シルレル(シラー)『ドン・カルロス』一読後の感想

  • カルロは本当にダメダメな奴だなあ*1
  • ポーザ候(ロゴリーゴ)に肩入れしながら読んでしまった。カルロと王妃の関係を彼がどう演出しようとしていたか意図が明らかになったところで、人物像が急に立体的になる。以後は完璧超人に向けてひた走るポーザ候。そんな彼にもたったひとつの欠点が。その欠点とは・・・・友人を選ぶセンス。
  • 王の造形はちょっと違和感があるかな。カルロの反抗とロドリーゴの裏切りが明らかになってからの悪役思考にはリアリティを感じられず、しらけちゃった。これは単に自分が、誰も悪くなくて、みんなが互いのことを考えて、でも各自自分の都合の良い方にちょっとだけ曲げつつ、そんな人間らしい自己中心さと良心が同居した人間達の行動が積み重なって裏目に出てしまう系の話が好きで、勝手に期待してただけか。
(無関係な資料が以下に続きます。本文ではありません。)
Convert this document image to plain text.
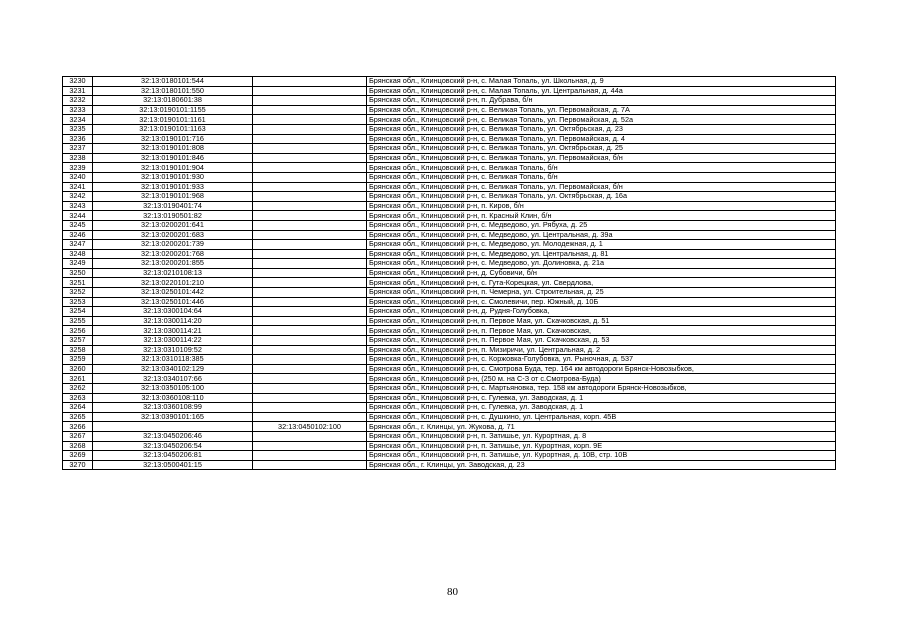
3230	32:13:0180101:544		Брянская обл., Клинцовский р-н, с. Малая Топаль, ул. Школьная, д. 9
3231	32:13:0180101:550		Брянская обл., Клинцовский р-н, с. Малая Топаль, ул. Центральная, д. 44а
3232	32:13:0180601:38		Брянская обл., Клинцовский р-н, п. Дубрава, б/н
3233	32:13:0190101:1155		Брянская обл., Клинцовский р-н, с. Великая Топаль, ул. Первомайская, д. 7А
3234	32:13:0190101:1161		Брянская обл., Клинцовский р-н, с. Великая Топаль, ул. Первомайская, д. 52а
3235	32:13:0190101:1163		Брянская обл., Клинцовский р-н, с. Великая Топаль, ул. Октябрьская, д. 23
3236	32:13:0190101:716		Брянская обл., Клинцовский р-н, с. Великая Топаль, ул. Первомайская, д. 4
3237	32:13:0190101:808		Брянская обл., Клинцовский р-н, с. Великая Топаль, ул. Октябрьская, д. 25
3238	32:13:0190101:846		Брянская обл., Клинцовский р-н, с. Великая Топаль, ул. Первомайская, б/н
3239	32:13:0190101:904		Брянская обл., Клинцовский р-н, с. Великая Топаль, б/н
3240	32:13:0190101:930		Брянская обл., Клинцовский р-н, с. Великая Топаль, б/н
3241	32:13:0190101:933		Брянская обл., Клинцовский р-н, с. Великая Топаль, ул. Первомайская, б/н
3242	32:13:0190101:968		Брянская обл., Клинцовский р-н, с. Великая Топаль, ул. Октябрьская, д. 16а
3243	32:13:0190401:74		Брянская обл., Клинцовский р-н, п. Киров, б/н
3244	32:13:0190501:82		Брянская обл., Клинцовский р-н, п. Красный Клин, б/н
3245	32:13:0200201:641		Брянская обл., Клинцовский р-н, с. Медведово, ул. Рябуха, д. 25
3246	32:13:0200201:683		Брянская обл., Клинцовский р-н, с. Медведово, ул. Центральная, д. 39а
3247	32:13:0200201:739		Брянская обл., Клинцовский р-н, с. Медведово, ул. Молодежная, д. 1
3248	32:13:0200201:768		Брянская обл., Клинцовский р-н, с. Медведово, ул. Центральная, д. 81
3249	32:13:0200201:855		Брянская обл., Клинцовский р-н, с. Медведово, ул. Долиновка, д. 21а
3250	32:13:0210108:13		Брянская обл., Клинцовский р-н, д. Субовичи, б/н
3251	32:13:0220101:210		Брянская обл., Клинцовский р-н, с. Гута-Корецкая, ул. Свердлова,
3252	32:13:0250101:442		Брянская обл., Клинцовский р-н, п. Чемерна, ул. Строительная, д. 25
3253	32:13:0250101:446		Брянская обл., Клинцовский р-н, с. Смолевичи, пер. Южный, д. 10Б
3254	32:13:0300104:64		Брянская обл., Клинцовский р-н, д. Рудня-Голубовка,
3255	32:13:0300114:20		Брянская обл., Клинцовский р-н, п. Первое Мая, ул. Скачковская, д. 51
3256	32:13:0300114:21		Брянская обл., Клинцовский р-н, п. Первое Мая, ул. Скачковская,
3257	32:13:0300114:22		Брянская обл., Клинцовский р-н, п. Первое Мая, ул. Скачковская, д. 53
3258	32:13:0310109:52		Брянская обл., Клинцовский р-н, п. Мизиричи, ул. Центральная, д. 2
3259	32:13:0310118:385		Брянская обл., Клинцовский р-н, с. Коржовка-Голубовка, ул. Рыночная, д. 537
3260	32:13:0340102:129		Брянская обл., Клинцовский р-н, с. Смотрова Буда, тер. 164 км автодороги Брянск-Новозыбков,
3261	32:13:0340107:66		Брянская обл., Клинцовский р-н, (250 м. на С-З от с.Смотрова-Буда)
3262	32:13:0350105:100		Брянская обл., Клинцовский р-н, с. Мартьяновка, тер. 158 км автодороги Брянск-Новозыбков,
3263	32:13:0360108:110		Брянская обл., Клинцовский р-н, с. Гулевка, ул. Заводская, д. 1
3264	32:13:0360108:99		Брянская обл., Клинцовский р-н, с. Гулевка, ул. Заводская, д. 1
3265	32:13:0390101:165		Брянская обл., Клинцовский р-н, с. Душкино, ул. Центральная, корп. 45В
3266		32:13:0450102:100	Брянская обл., г. Клинцы, ул. Жукова, д. 71
3267	32:13:0450206:46		Брянская обл., Клинцовский р-н, п. Затишье, ул. Курортная, д. 8
3268	32:13:0450206:54		Брянская обл., Клинцовский р-н, п. Затишье, ул. Курортная, корп. 9Е
3269	32:13:0450206:81		Брянская обл., Клинцовский р-н, п. Затишье, ул. Курортная, д. 10В, стр. 10В
3270	32:13:0500401:15		Брянская обл., г. Клинцы, ул. Заводская, д. 23
80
  • ついでに大僧正(宗教裁判長)の役目も物足りない。これは先入観のせい。
  • 典型的な誤解が誤解を生んで悲劇というか、各自の思惑が悪い方に転んでパターンというか、途中でその辺が読めてやきもきしちゃう系というか、まあフィクションらしく楽しめる作品ですな。個人的にはもっと突き放してる方が好きだったりして。結末も書き過ぎ。
  • あらすじだけ読んだ範囲では、オペラのストーリーの方が自分の好みに合ってるみたいなんで、楽しみです。ところで今入手可能なリブレットってご存知ないですか?

*1:のび太君はダメだなあ」って言うときのドラえもんの口調で読んでください。